International Journal of Computer Applications |
Foundation of Computer Science (FCS), NY, USA |
Volume 33 - Number 3 |
Year of Publication: 2011 |
Authors: Vishal Gupta, Gurpreet Singh Lehal |
10.5120/4001-5668 |
Vishal Gupta, Gurpreet Singh Lehal . Named Entity Recognition for Punjabi Language Text Summarization. International Journal of Computer Applications. 33, 3 ( November 2011), 28-32. DOI=10.5120/4001-5668
Named Entity Recognition (NER) is used to locate and classify atomic elements in text into predetermined classes such as the names of persons, organizations, locations, concepts etc. NER is used in many applications like text summarization, text classification, question answering and machine translation systems etc.
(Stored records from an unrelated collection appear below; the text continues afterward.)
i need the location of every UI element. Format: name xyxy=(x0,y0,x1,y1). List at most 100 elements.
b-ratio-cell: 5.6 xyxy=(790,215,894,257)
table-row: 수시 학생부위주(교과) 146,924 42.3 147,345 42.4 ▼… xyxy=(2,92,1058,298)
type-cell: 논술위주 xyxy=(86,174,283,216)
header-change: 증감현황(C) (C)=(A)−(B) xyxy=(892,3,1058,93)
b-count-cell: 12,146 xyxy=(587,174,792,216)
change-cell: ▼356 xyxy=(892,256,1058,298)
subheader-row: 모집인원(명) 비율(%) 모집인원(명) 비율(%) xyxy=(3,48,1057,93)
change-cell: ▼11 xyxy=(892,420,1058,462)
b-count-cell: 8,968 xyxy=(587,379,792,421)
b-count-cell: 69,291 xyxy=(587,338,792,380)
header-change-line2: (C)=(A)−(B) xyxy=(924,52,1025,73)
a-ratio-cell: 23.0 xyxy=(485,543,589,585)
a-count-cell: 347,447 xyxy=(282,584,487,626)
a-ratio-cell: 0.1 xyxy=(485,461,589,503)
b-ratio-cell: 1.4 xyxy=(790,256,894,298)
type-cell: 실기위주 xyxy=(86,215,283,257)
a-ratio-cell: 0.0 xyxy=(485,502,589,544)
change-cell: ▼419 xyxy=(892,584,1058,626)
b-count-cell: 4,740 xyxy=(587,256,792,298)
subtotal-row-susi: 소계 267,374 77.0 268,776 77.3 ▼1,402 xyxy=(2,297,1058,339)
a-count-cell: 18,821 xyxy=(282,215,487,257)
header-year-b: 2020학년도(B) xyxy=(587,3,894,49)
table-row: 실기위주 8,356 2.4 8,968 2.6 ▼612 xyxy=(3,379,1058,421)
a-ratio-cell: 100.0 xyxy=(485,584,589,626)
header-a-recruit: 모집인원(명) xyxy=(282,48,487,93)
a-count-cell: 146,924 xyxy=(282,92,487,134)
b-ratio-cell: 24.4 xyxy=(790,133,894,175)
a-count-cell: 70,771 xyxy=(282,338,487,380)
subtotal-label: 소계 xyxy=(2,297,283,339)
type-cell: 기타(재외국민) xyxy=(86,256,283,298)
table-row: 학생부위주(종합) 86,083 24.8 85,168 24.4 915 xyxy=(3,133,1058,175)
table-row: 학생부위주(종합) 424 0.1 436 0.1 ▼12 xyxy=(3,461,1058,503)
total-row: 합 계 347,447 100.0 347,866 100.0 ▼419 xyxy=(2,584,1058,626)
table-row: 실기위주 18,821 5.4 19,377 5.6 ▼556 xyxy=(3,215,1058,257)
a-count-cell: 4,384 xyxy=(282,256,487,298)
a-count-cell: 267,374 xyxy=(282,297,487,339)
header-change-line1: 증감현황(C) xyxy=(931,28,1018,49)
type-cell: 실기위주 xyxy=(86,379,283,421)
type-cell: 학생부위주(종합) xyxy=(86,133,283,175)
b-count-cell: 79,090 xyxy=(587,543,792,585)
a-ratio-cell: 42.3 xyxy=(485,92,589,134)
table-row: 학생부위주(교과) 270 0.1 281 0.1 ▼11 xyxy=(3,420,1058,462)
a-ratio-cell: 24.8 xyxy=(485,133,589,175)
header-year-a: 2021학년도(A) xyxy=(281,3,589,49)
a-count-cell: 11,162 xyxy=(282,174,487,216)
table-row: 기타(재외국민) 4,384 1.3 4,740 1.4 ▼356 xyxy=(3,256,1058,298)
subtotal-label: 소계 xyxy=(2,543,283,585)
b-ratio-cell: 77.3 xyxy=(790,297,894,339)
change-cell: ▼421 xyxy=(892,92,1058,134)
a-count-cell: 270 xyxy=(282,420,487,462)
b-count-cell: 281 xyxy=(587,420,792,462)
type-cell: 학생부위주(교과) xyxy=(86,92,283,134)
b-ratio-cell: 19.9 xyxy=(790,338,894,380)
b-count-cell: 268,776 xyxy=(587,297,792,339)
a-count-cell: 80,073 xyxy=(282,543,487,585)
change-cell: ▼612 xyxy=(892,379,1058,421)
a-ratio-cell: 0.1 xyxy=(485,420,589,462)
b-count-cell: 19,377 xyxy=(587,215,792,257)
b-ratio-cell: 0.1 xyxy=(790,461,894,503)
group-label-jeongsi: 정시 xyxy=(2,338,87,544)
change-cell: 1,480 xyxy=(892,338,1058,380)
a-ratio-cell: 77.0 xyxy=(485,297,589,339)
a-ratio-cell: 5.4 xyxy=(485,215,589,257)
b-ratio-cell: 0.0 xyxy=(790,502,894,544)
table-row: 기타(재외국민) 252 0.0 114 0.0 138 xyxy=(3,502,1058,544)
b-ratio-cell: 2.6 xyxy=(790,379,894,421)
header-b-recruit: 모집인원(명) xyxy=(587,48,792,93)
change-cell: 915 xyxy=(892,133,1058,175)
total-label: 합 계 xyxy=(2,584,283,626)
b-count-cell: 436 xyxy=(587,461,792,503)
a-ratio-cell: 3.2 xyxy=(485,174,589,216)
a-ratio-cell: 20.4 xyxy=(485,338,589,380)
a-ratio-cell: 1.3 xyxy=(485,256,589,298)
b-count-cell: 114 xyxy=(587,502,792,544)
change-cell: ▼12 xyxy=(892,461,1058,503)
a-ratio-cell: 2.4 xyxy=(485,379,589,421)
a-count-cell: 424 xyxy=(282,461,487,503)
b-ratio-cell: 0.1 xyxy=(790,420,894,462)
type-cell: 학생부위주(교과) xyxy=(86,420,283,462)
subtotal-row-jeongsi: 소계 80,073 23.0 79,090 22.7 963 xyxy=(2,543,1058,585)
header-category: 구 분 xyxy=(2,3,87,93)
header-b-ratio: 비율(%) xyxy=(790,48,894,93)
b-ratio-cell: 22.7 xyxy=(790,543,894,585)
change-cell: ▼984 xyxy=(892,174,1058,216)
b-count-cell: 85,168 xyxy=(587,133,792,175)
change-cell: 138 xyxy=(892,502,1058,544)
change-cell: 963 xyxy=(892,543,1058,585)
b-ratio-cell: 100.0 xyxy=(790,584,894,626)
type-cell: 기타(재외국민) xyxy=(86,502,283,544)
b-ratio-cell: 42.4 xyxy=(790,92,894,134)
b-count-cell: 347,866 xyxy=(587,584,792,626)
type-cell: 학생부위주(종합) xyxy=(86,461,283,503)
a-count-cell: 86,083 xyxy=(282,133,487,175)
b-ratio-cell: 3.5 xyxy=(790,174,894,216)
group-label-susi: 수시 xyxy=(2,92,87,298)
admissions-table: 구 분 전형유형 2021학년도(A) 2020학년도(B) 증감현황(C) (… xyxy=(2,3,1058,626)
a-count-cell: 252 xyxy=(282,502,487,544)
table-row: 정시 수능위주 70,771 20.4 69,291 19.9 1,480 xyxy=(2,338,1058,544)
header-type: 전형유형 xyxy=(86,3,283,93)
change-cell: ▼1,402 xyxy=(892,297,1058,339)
For English a lot of work has already done in field of NER, where capitalization is a major clue for rules, whereas Indian Languages do not have such feature. This makes the task difficult for Indian languages. This paper explains the Named Entity Recognition System for Punjabi language text summarization. A Condition based approach has been used for developing NER system for Punjabi language. Various rules have been developed like prefix rule, suffix rule, propername rule, middlename rule and lastname rule. For implementing NER, various resources in Punjabi, have been developed like a list of prefix names, a list of suffix names, a list of proper names, middle names and last names. The Precision, Recall and F-Score for condition based NER approach are 89.32%, 83.4% and 86.25% respectively.